I could enumerate a score of strange tricks that our friend exhibited. What surprised me most was to see him make use, in unmistakable pantomime, of a vulgar expression that I thought was only known to English schoolboys!

Between the Forebank Hills and the tablelands we were now approaching is an open plain of spinifex some ten miles wide, bounded on North and South by sand-ridges. From these in the morning the long line of broken tablelands could be seen ahead of us, and running for a considerable distance to the eastward. The highest point of those more immediately to our front I named Mount Fothringham, after my cousin. The headland for which we were steering was too far off to be reached that night, so we camped on a ridge, and during the night noticed a small fire in the hills ahead. It could only be a camp-fire of some natives, so, noting its direction, and being unable to see anything further, we retired to rest.
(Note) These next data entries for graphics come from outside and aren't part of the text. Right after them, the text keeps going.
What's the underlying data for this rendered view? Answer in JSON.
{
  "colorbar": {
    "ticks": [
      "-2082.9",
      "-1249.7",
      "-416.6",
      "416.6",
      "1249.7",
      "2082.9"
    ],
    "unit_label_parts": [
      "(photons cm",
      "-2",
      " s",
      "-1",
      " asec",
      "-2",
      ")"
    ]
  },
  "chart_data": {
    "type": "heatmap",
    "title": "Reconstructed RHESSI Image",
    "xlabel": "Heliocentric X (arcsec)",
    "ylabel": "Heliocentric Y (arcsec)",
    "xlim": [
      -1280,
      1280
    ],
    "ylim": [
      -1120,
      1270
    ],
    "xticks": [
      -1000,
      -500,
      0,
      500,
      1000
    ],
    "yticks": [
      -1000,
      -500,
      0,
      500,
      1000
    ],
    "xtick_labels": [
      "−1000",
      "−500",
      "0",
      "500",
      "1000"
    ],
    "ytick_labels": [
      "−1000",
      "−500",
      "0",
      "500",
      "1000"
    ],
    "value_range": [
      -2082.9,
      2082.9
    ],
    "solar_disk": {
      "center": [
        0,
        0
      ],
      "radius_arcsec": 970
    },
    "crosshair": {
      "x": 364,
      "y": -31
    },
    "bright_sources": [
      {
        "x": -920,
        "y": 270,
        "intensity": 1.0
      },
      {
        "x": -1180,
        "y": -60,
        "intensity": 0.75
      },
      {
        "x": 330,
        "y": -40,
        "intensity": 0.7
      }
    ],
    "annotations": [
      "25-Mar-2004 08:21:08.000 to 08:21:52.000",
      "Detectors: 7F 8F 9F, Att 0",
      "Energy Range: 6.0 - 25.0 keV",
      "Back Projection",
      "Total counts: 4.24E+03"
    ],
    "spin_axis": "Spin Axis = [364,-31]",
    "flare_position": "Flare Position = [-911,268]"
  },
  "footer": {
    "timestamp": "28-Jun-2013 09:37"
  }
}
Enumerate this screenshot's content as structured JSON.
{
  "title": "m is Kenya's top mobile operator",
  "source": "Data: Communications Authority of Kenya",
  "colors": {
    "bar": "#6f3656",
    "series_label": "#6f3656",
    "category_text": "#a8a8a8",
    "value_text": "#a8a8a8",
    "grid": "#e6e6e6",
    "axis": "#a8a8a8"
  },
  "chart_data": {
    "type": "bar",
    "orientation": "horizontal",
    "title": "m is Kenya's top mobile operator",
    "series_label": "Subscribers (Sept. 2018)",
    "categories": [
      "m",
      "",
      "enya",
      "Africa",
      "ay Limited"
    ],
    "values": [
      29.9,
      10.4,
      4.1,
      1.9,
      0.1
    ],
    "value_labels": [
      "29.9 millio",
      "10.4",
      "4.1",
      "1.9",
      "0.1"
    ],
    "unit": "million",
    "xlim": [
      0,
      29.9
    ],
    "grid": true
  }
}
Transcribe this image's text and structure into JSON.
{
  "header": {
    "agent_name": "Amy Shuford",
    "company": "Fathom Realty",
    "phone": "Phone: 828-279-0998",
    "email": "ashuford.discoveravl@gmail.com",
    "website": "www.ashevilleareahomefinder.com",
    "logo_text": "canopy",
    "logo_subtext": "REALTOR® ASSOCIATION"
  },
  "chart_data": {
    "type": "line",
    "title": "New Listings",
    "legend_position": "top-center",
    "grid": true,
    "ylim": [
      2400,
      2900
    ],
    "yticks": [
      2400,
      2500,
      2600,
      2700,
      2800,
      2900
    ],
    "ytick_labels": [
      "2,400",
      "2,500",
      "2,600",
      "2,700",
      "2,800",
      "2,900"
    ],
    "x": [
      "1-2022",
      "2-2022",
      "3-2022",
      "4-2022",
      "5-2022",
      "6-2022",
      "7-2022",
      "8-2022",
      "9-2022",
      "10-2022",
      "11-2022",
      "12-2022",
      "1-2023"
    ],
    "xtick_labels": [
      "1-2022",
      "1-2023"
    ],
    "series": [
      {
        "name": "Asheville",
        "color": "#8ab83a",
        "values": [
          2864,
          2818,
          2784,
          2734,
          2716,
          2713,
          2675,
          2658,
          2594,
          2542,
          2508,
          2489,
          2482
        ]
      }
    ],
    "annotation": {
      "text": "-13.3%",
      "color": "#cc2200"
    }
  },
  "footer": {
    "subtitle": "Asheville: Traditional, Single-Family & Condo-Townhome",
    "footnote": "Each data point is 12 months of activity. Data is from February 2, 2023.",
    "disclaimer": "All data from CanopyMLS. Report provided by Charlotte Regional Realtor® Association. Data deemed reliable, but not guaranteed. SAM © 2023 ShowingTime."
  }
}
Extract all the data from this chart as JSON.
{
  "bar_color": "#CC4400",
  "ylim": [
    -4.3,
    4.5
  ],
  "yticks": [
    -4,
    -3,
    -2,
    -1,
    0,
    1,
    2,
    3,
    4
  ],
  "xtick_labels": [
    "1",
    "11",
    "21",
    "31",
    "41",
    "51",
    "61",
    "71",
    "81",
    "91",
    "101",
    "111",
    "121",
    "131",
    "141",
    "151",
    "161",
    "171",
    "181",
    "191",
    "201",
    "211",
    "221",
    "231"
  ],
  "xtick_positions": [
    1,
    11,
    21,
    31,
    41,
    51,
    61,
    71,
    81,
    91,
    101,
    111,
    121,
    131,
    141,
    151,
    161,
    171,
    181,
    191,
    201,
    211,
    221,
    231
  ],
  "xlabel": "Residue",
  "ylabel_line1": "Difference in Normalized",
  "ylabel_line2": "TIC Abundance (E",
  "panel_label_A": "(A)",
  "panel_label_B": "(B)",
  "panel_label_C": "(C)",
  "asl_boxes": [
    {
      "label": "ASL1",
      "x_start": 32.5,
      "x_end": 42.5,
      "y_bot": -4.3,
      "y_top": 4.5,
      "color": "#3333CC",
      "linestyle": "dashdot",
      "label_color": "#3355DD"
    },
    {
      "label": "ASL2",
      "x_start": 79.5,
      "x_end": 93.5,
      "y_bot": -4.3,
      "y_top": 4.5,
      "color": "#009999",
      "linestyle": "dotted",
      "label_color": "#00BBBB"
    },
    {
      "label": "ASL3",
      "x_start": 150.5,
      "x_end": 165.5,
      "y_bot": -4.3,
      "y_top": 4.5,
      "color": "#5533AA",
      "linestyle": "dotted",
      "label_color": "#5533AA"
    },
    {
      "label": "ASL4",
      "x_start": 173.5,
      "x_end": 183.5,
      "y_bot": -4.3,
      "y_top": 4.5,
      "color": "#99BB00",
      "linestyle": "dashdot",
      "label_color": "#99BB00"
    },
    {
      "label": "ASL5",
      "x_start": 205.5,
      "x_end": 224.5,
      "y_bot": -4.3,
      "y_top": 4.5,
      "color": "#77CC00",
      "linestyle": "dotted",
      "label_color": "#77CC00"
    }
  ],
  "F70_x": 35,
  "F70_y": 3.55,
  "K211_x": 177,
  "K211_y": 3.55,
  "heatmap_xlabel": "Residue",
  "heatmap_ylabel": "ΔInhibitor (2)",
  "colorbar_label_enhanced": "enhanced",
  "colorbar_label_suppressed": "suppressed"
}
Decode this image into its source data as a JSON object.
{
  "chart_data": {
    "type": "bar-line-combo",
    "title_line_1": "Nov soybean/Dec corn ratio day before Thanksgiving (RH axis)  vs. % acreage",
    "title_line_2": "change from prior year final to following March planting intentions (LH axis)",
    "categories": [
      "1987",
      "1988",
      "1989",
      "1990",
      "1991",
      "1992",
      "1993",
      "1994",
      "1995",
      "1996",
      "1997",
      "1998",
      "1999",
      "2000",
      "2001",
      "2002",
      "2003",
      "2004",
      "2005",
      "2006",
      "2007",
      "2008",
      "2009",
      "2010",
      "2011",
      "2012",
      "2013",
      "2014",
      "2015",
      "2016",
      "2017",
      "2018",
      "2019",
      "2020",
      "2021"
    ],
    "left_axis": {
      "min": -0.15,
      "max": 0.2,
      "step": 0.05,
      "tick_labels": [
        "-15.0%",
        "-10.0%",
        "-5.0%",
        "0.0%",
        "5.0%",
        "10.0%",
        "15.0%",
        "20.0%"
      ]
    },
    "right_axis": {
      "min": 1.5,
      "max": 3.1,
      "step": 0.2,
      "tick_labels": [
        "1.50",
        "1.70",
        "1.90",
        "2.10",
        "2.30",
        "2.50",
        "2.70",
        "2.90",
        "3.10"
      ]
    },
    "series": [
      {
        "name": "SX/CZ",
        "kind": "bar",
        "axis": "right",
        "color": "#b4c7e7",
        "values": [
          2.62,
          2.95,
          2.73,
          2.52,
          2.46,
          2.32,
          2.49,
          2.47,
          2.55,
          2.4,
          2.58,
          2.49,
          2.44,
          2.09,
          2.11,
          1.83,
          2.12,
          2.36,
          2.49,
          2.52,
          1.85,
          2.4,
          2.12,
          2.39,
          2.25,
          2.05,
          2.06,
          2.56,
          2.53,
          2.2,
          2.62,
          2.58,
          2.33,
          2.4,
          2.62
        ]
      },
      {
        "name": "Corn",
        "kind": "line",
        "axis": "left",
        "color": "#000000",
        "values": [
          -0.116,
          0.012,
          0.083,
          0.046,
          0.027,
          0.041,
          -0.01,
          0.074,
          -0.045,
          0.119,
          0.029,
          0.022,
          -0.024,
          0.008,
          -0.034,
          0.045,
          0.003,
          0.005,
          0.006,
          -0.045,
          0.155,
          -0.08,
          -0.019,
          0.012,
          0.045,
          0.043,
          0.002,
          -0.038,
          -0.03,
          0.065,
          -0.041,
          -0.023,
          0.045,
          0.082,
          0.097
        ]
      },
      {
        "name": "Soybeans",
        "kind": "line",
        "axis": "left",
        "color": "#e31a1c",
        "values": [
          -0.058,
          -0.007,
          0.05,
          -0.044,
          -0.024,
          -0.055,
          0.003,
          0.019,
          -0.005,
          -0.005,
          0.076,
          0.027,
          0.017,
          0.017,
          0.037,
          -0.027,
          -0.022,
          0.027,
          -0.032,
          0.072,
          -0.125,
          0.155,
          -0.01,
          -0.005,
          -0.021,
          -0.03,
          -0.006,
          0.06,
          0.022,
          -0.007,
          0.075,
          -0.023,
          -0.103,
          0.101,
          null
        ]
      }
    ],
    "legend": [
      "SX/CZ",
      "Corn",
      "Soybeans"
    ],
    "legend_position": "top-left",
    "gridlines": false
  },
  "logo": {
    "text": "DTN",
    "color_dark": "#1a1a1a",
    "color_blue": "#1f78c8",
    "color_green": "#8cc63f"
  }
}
The next morning, with the help of the glasses, we could see several black figures moving about on the sloping foot of the cliffs, and therefore steered in their direction. Our mad friend had to be accommodated on the top of a camel, as he refused to walk or move, and I wished to leave him with friends, or at any rate with fellow-countrymen, though we no longer required his services as guide, in which capacity he had been singularly useless. Five miles brought us to the hills, and close on to the natives' camp whose fire we had seen, before they discovered us; when they did so they fled, seven or eight of them, and hid in caves in the sandstone. We had now been only four days since the last water, but the weather was so hot, feed so scarce, and so much ground burnt and dusty, that it was time we gave the camels another drink if we wished to keep them in any sort of condition. From the native camp a few tracks led round a corner of rock; these I followed, with the camels coming behind, and soon saw two small native wells sunk in the sand and debris, held in a cleft in the rock. Nothing but bare rock rose all round, and on this we made camp, turning the camels out at the foot of the cliffs where a few bushes grew.

Godfrey and Warri meanwhile had followed the blacks into the caves, and now returned with two of the finest men I have seen in the interior. One, a boy, apparently about eighteen years old, splendidly formed and strongly built, standing nearly six feet high; the other a man of mature years, not so tall but very broad and well-made. The boy had no hair on his face, the man a short beard and moustaches, and both had a far better cast of features than any I have seen further south. Their skin, too, instead of being black, was a shining reddish-brown colour; this was perhaps produced by red ochre and grease rubbed in, but in any case it gave them a finer appearance.